Pension scam risks prompt new transfer warnings from FCA


The Financial Conduct Authority (FCA) has taken the "unusual" step of publishing simultaneous alerts to pension providers and advisers, warning them against the risk of consumer pension savings falling into unsuitable investments or scams.

Although both alerts merely clarify existing rules rather than introducing any new ones, they "put down a marker for authorised firms, who will need to be extra vigilant in the way they go about advising on pension transfers and carrying out due diligence on investments", according to pensions expert Ben Fairhead of Pinsent Masons, the law firm behind Out-Law.com.

The alerts "also hint at the increasing sophistication of pension scammers", Fairhead said.

"This has been a developing problem where the line between a high risk investment and a fraudulent one becomes greyer and greyer – that, in turn, raises the stakes for those faced with advising in this area," he said.

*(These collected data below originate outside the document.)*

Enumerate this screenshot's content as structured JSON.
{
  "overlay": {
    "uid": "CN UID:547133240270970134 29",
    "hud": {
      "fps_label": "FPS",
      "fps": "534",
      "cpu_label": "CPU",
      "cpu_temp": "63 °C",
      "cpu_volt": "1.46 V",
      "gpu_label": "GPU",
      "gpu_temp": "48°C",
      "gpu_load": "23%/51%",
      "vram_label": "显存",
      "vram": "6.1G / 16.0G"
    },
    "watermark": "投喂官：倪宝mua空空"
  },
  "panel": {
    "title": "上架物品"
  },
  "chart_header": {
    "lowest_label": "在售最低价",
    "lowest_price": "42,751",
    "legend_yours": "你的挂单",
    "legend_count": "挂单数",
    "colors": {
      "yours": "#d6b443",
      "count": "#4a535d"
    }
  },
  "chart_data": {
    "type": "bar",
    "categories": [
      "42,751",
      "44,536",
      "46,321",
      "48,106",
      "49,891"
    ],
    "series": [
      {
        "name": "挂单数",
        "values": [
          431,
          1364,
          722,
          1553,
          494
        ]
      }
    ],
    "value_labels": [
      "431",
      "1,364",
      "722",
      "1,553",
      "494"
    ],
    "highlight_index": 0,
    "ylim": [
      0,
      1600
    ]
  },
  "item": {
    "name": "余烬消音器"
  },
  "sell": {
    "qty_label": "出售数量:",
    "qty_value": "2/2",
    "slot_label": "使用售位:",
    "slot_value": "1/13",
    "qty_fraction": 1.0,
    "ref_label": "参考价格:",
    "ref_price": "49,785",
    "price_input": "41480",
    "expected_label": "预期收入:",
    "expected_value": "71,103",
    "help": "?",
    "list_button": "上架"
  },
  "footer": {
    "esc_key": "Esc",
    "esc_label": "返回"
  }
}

"Ultimately, compliance with guidance like this, even if individuals disregard advice, is the safest way of guarding against risk of comeback, whether through regulatory sanction or action from those who lose out to poor investments or fraud," he said.

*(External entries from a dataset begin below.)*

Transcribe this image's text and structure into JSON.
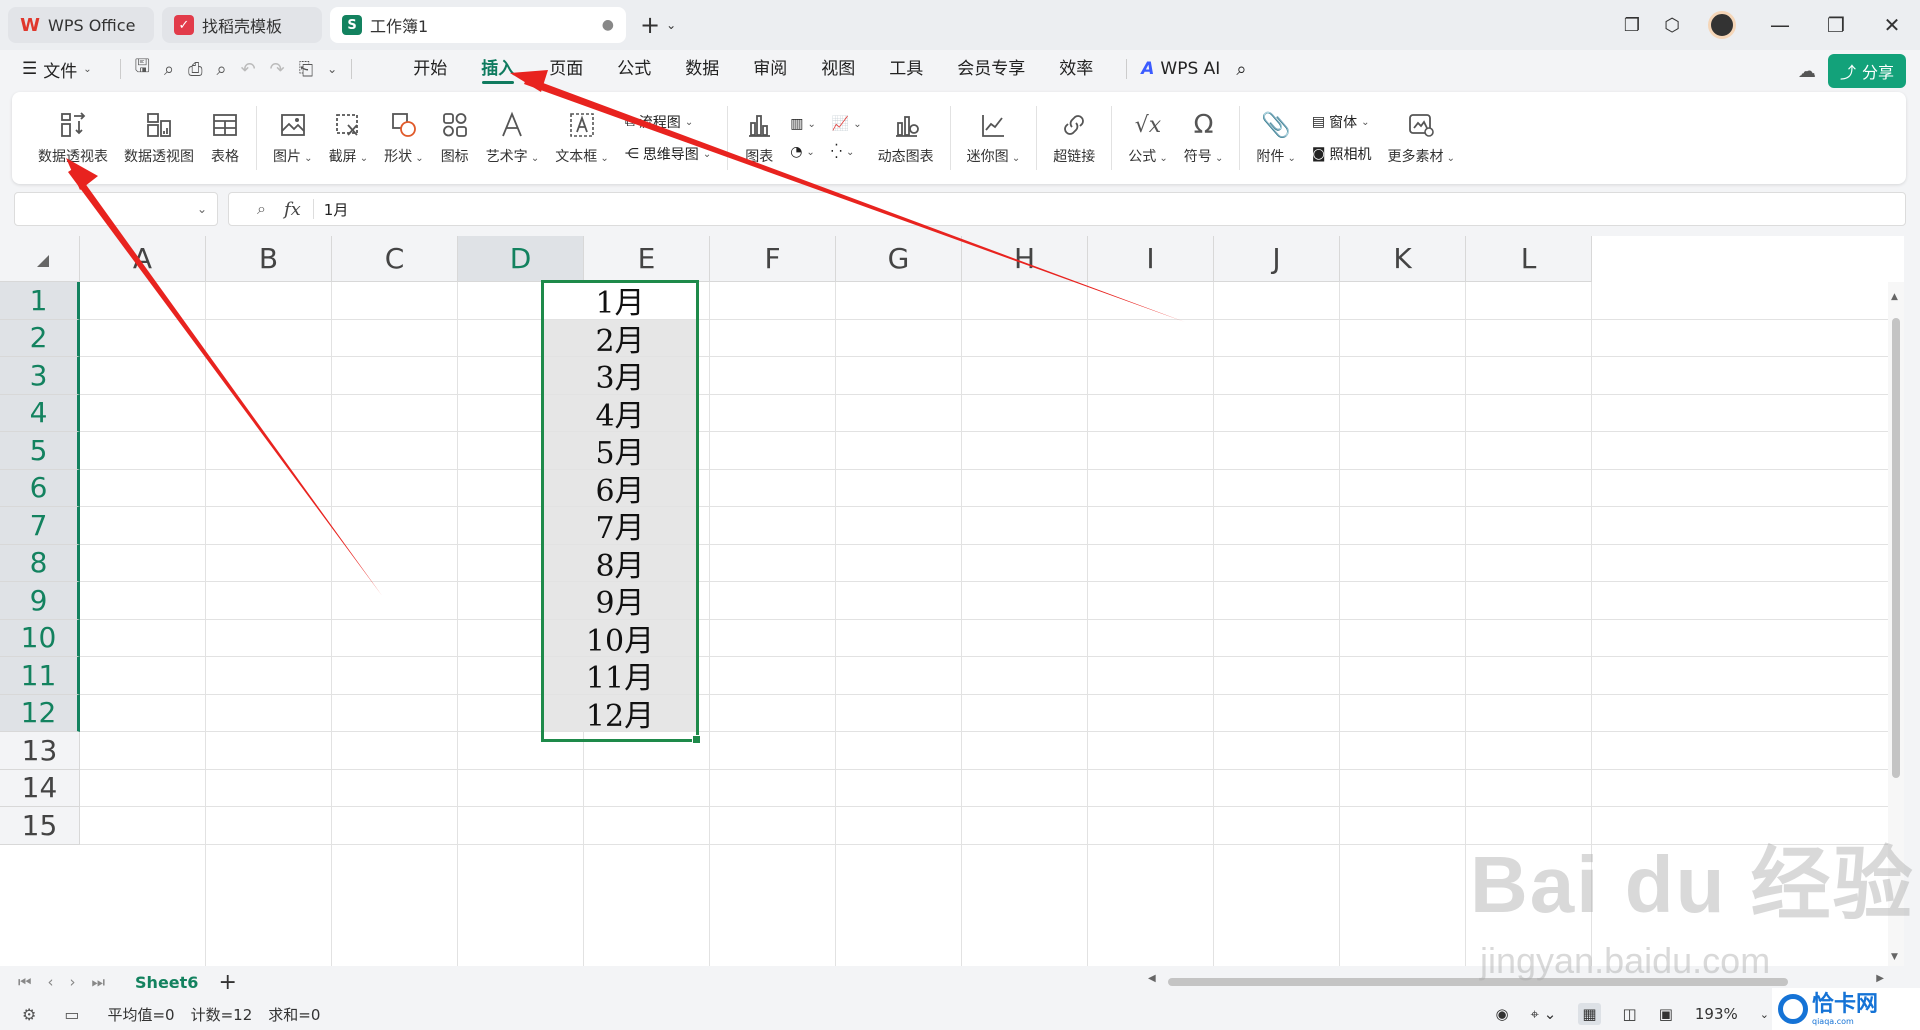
{
  "colors": {
    "accent": "#0f7b5f",
    "selection_border": "#1e8a4a",
    "share_button": "#13a27a",
    "annotation_arrow": "#e8231f"
  },
  "tabs": [
    {
      "label": "WPS Office",
      "icon": "wps-logo-icon",
      "color": "#e0372c"
    },
    {
      "label": "找稻壳模板",
      "icon": "docer-icon",
      "color": "#e23b4a"
    },
    {
      "label": "工作簿1",
      "icon": "spreadsheet-s-icon",
      "color": "#13825f",
      "active": true
    }
  ],
  "menubar": {
    "file_label": "文件",
    "items": [
      "开始",
      "插入",
      "页面",
      "公式",
      "数据",
      "审阅",
      "视图",
      "工具",
      "会员专享",
      "效率"
    ],
    "active_item": "插入",
    "wps_ai_label": "WPS AI",
    "share_label": "分享"
  },
  "ribbon": {
    "pivot_table": "数据透视表",
    "pivot_chart": "数据透视图",
    "table": "表格",
    "picture": "图片",
    "screenshot": "截屏",
    "shape": "形状",
    "icon": "图标",
    "word_art": "艺术字",
    "text_box": "文本框",
    "flowchart": "流程图",
    "mind_map": "思维导图",
    "chart": "图表",
    "dynamic_chart": "动态图表",
    "sparkline": "迷你图",
    "hyperlink": "超链接",
    "formula": "公式",
    "symbol": "符号",
    "attachment": "附件",
    "form": "窗体",
    "camera": "照相机",
    "more_materials": "更多素材"
  },
  "formula_bar": {
    "fx_label": "fx",
    "value": "1月"
  },
  "grid": {
    "columns": [
      "A",
      "B",
      "C",
      "D",
      "E",
      "F",
      "G",
      "H",
      "I",
      "J",
      "K",
      "L"
    ],
    "selected_column": "D",
    "rows": [
      "1",
      "2",
      "3",
      "4",
      "5",
      "6",
      "7",
      "8",
      "9",
      "10",
      "11",
      "12",
      "13",
      "14",
      "15"
    ],
    "d_values": [
      "1月",
      "2月",
      "3月",
      "4月",
      "5月",
      "6月",
      "7月",
      "8月",
      "9月",
      "10月",
      "11月",
      "12月"
    ]
  },
  "sheets": {
    "tabs": [
      "Sheet6"
    ]
  },
  "status": {
    "average": "平均值=0",
    "count": "计数=12",
    "sum": "求和=0",
    "zoom": "193%"
  },
  "watermarks": {
    "baidu": "Bai du 经验",
    "url": "jingyan.baidu.com",
    "site": "恰卡网",
    "site_sub": "qiaqa.com"
  }
}
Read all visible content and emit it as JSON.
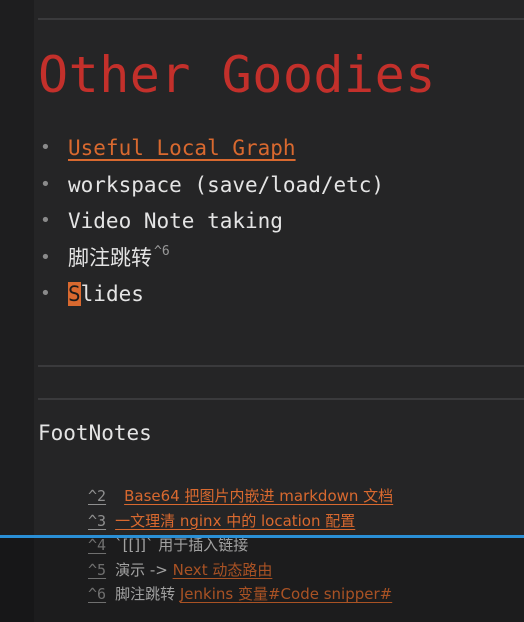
{
  "slide": {
    "title": "Other Goodies",
    "bullets": [
      {
        "text": "Useful Local Graph"
      },
      {
        "text": "workspace (save/load/etc)"
      },
      {
        "text": "Video Note taking"
      },
      {
        "text": "脚注跳转",
        "sup": "^6"
      },
      {
        "cursor_char": "S",
        "rest": "lides"
      }
    ]
  },
  "footnotes": {
    "heading": "FootNotes",
    "items": [
      {
        "num": "^2",
        "text_before": "",
        "link": "Base64 把图片内嵌进 markdown 文档",
        "text_after": ""
      },
      {
        "num": "^3",
        "text_before": "",
        "link": "一文理清 nginx 中的 location 配置",
        "text_after": ""
      },
      {
        "num": "^4",
        "text_before": "`[[]]` 用于插入链接",
        "link": "",
        "text_after": ""
      },
      {
        "num": "^5",
        "text_before": "演示 -> ",
        "link": "Next 动态路由",
        "text_after": ""
      },
      {
        "num": "^6",
        "text_before": "脚注跳转 ",
        "link": "Jenkins 变量#Code snipper#",
        "text_after": ""
      }
    ]
  },
  "video": {
    "progress": 1.0,
    "progress_color": "#2a8fd6"
  },
  "colors": {
    "background": "#252526",
    "heading": "#c3302b",
    "link": "#d9692f"
  }
}
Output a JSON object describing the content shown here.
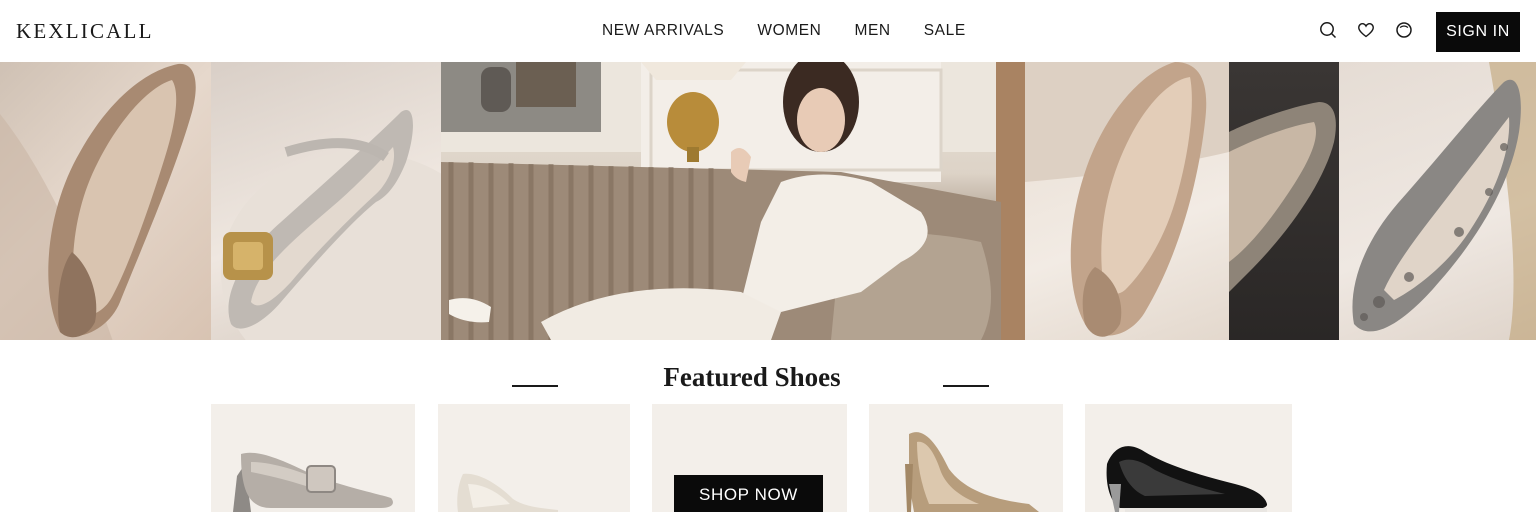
{
  "header": {
    "logo": "KEXLICALL",
    "nav": [
      {
        "label": "NEW ARRIVALS"
      },
      {
        "label": "WOMEN"
      },
      {
        "label": "MEN"
      },
      {
        "label": "SALE"
      }
    ],
    "icons": [
      "search-icon",
      "heart-icon",
      "bag-icon"
    ],
    "signin_label": "SIGN IN"
  },
  "hero": {
    "panels": [
      "metallic-flat-shoe",
      "silver-buckle-flat",
      "model-on-sofa",
      "rose-gold-flat",
      "shoe-on-dark",
      "snakeskin-flat"
    ]
  },
  "featured": {
    "title": "Featured Shoes",
    "shop_now_label": "SHOP NOW",
    "products": [
      "pewter-buckle-pump",
      "ivory-pump",
      "promo-shop-now",
      "nude-stiletto",
      "black-patent-pump"
    ]
  },
  "colors": {
    "accent": "#0a0a0a",
    "background": "#ffffff",
    "card_bg": "#f3efea"
  }
}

The FCA is concerned that firms have been advising on pension transfers while considering only the receiving scheme and not the assets into which their client's funds will be invested. This left consumers at risk of transferring into unsuitable products, or even being scammed, it said in a note to advisers.

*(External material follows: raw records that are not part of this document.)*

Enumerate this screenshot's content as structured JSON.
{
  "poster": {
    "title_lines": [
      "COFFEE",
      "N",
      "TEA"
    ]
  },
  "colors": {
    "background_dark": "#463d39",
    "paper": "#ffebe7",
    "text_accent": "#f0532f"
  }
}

Firms are required by FCA rules to prepare and provide a transfer analysis, which must include a comparison between what the consumer could reasonably expect to receive from their existing scheme and the scheme into which they propose to transfer their benefits. This comparison should explain the rates of return that would have to be achieved in order to replicate the benefits the consumer is giving up, and the likely expected rate of return from the new scheme.

The FCA's alert explicitly warns against the use of "generic" assumptions for hypothetical receiving schemes. Firms that do this "are unlikely to meet our expectations", it said. It is particularly concerned that some schemes have been recommending pension transfers "based solely on whether or not the critical yield is below a certain rate set by the firm for assessing transfers generally", it said. The 'critical yield' refers to the rate of return that the receiving scheme would have to deliver in order to replicate the benefits of the originating scheme.

The alert also reiterates what the FCA requires of firms when dealing with so-called 'insistent clients', who choose to proceed with a transfer despite the advice that they receive; and with transfers to overseas schemes.

In a separate alert, the FCA warned that pension scams were becoming increasingly "sophisticated", with scammers developing new products specially designed to pass the due diligence performed by originating schemes. Firms must ensure that they are "aware of the current threats", and review the effectiveness of their systems and controls, the FCA said.

New "generations" of scams have been evolving in a way that "obscure[s] the nature of the ultimate underlying investment", the FCA said. In some cases, consumers may not realise that they have been investing in unregulated assets because these are held in a special purpose vehicle (SPV) or as part of an investment portfolio overseen by a third-party discretionary fund manager, it said.

The alert goes on to set out some factors that providers should be aware of to help them recognise non-standard assets.